The expectation is that the new computing resource will suit the kind of physics-oriented simulations needed for advances in five areas: aerodynamics, climate science, cosmology, materials science and cardiovascular research. What they have in common is the complexity of atoms and molecules. As the researchers wrote in their NSF proposal, "a wide range of phenomena exhibit emergent behavior that makes modeling very challenging."

Frequently, calculations must resort to approximation, said Karthik Duraisamy, an assistant professor of aerospace engineering and director of the new center, in a prepared statement. "Such a disparity of scales exists in many problems of interest to scientists and engineers."

For example, Duraisamy will lead a project to create a turbulence simulation. The goal will be to more accurately model the flow of air or water as it breaks up into swirls and eddies to develop more efficient airplane designs, improve weather forecasting and address other fields that involve the flow of liquids or gases.

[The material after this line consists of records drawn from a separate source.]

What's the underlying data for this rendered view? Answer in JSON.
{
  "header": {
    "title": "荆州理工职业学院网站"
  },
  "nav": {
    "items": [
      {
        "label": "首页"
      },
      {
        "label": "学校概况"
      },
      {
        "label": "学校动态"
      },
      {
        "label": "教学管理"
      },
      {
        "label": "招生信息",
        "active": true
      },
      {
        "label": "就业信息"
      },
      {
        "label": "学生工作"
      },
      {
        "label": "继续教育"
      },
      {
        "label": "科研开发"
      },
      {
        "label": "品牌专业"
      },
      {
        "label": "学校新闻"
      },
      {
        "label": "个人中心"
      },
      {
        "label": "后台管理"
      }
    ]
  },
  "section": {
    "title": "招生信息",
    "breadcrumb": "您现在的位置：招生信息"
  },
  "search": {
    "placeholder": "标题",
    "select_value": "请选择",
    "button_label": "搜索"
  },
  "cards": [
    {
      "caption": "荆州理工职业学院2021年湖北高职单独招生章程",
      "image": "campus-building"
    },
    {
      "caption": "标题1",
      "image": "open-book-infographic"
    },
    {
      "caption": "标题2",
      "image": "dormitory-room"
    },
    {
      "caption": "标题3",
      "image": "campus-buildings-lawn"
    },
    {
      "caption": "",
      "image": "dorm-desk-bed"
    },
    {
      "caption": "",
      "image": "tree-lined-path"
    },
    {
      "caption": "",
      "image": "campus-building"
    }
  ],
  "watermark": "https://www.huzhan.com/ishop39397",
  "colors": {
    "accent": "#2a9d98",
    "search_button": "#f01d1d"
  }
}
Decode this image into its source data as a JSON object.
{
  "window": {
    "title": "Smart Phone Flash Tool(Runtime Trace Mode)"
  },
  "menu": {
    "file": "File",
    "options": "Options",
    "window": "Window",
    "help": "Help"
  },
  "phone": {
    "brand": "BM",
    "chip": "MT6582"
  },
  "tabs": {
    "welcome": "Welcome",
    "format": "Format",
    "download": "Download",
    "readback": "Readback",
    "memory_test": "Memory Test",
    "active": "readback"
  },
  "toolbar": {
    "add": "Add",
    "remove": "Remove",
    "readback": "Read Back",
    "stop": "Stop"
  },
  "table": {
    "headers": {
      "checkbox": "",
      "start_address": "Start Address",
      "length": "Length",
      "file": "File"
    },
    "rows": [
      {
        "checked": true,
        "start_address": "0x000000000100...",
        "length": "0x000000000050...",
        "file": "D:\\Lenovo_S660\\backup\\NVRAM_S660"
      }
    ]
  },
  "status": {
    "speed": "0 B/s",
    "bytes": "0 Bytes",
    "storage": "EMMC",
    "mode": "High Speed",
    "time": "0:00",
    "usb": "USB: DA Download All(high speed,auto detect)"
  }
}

Course material developed from the usage of ConFlux will be added to the curriculum of several computational and data sciences degree and certificate programs. Also, use of the ConFlux cluster will be extended to research groups outside of U Michigan through the use of Extreme Science and Engineering Discovery Environment (XSEDE), an NSF-funded project that lets scientists share computing resources, data and expertise.

ConFlux will also specifically be made available as a resource to minority-serving institutions and historically black colleges and universities. Eventually, middle and high school students will also gain access through educational modules in computing, physics and data developed by the Society of Women Engineers at U Michigan.